Little O’Neale, however, is averaging the second most rebounds (6.6) per game this month. Mikal Bridges and Finney-Smith are each averaging four rebounds per game in the team’s last nine games. Bridges had just one rebound in 31 minutes in Sunday’s loss to the Nuggets.

“(We have to) continue to push it, continue to break glass and just figure out our rotations and where we’re going to be to figure out where those rebounds are going to go,” said Cam Johnson, 6-8. he’s averaging 4.4 rebounds per game in Brooklyn but 5.8 rebounds in the team’s last nine games. “We know who our staff are. We had more offensive rebounds than (the Nuggets) today, so it was a better rebounding battle overall compared to last time we played them.”
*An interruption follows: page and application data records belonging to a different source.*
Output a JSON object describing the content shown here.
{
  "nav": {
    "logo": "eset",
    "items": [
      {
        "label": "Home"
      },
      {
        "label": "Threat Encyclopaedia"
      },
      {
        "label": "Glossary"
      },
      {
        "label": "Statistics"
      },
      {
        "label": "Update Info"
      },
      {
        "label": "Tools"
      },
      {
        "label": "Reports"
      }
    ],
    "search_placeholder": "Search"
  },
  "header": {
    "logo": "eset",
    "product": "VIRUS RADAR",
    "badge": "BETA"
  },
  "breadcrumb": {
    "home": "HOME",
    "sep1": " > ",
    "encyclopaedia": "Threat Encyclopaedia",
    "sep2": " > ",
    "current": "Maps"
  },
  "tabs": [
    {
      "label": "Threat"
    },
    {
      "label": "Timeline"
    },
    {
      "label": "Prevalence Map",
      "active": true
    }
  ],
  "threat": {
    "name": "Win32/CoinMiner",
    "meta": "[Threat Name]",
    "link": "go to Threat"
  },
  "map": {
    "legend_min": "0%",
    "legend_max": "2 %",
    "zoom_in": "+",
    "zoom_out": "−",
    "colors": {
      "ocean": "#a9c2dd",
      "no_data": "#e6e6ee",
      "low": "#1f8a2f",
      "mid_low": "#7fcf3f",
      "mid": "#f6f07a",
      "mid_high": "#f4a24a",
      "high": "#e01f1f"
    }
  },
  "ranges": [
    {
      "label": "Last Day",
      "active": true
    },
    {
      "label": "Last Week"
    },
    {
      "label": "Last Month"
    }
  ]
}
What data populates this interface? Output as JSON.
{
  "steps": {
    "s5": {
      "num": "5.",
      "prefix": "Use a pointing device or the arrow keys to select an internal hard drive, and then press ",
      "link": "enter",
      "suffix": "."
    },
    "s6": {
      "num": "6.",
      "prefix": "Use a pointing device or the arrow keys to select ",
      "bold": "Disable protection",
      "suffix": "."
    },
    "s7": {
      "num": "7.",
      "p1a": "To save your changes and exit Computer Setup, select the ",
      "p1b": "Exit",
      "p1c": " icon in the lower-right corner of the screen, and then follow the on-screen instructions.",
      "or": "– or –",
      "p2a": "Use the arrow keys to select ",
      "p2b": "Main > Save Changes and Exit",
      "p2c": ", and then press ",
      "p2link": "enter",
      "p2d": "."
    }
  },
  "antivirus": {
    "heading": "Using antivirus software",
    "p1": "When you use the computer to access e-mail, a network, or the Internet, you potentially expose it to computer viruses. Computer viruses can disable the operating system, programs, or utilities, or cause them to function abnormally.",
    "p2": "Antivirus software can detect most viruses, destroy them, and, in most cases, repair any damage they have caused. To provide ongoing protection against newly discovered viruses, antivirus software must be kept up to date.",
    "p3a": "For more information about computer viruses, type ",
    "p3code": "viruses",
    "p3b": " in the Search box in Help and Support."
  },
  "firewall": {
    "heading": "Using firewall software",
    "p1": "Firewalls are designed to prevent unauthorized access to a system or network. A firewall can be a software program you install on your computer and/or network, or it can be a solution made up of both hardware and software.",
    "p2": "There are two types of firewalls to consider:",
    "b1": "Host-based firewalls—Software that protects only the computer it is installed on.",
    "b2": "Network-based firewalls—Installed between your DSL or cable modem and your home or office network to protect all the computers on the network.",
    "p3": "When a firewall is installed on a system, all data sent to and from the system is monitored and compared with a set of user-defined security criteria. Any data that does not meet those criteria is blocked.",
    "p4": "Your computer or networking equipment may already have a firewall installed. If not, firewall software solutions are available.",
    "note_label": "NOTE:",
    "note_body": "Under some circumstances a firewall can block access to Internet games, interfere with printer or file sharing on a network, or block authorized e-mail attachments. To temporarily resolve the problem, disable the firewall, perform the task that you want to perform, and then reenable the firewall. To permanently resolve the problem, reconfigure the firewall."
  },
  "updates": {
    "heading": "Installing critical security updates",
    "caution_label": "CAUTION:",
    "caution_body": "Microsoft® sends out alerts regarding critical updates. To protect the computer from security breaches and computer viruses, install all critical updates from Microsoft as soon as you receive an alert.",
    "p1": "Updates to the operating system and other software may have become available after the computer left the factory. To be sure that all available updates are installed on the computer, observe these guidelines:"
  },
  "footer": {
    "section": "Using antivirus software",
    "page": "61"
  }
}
The Nets, however, are leaning toward being the smaller team trying to win games even if they lose rebounding margin every night. Playing small allows them to play fast and make transition 3s, a point of offensive emphasis now that running midcourt isolation sets through Durant and Irving is no longer an option.

The puzzle, of course, is that prioritizing glass-breaking means the team can’t go out in transition, where they must build offense now that half-court games aren’t as fruitful anymore. The Nets had just two quick break points as they found themselves down 20 going into the fourth quarter of Sunday’s loss to Denver.

“Especially when we’re little and Doe or I are five, we all pick ourselves up from the gang,” O’Neale said. “I mean that’s our advantage and playing fast. I don’t know how many quick break points we had, but we need to get a couple more. Playing fast and with rhythm, that’s what we’re good at”.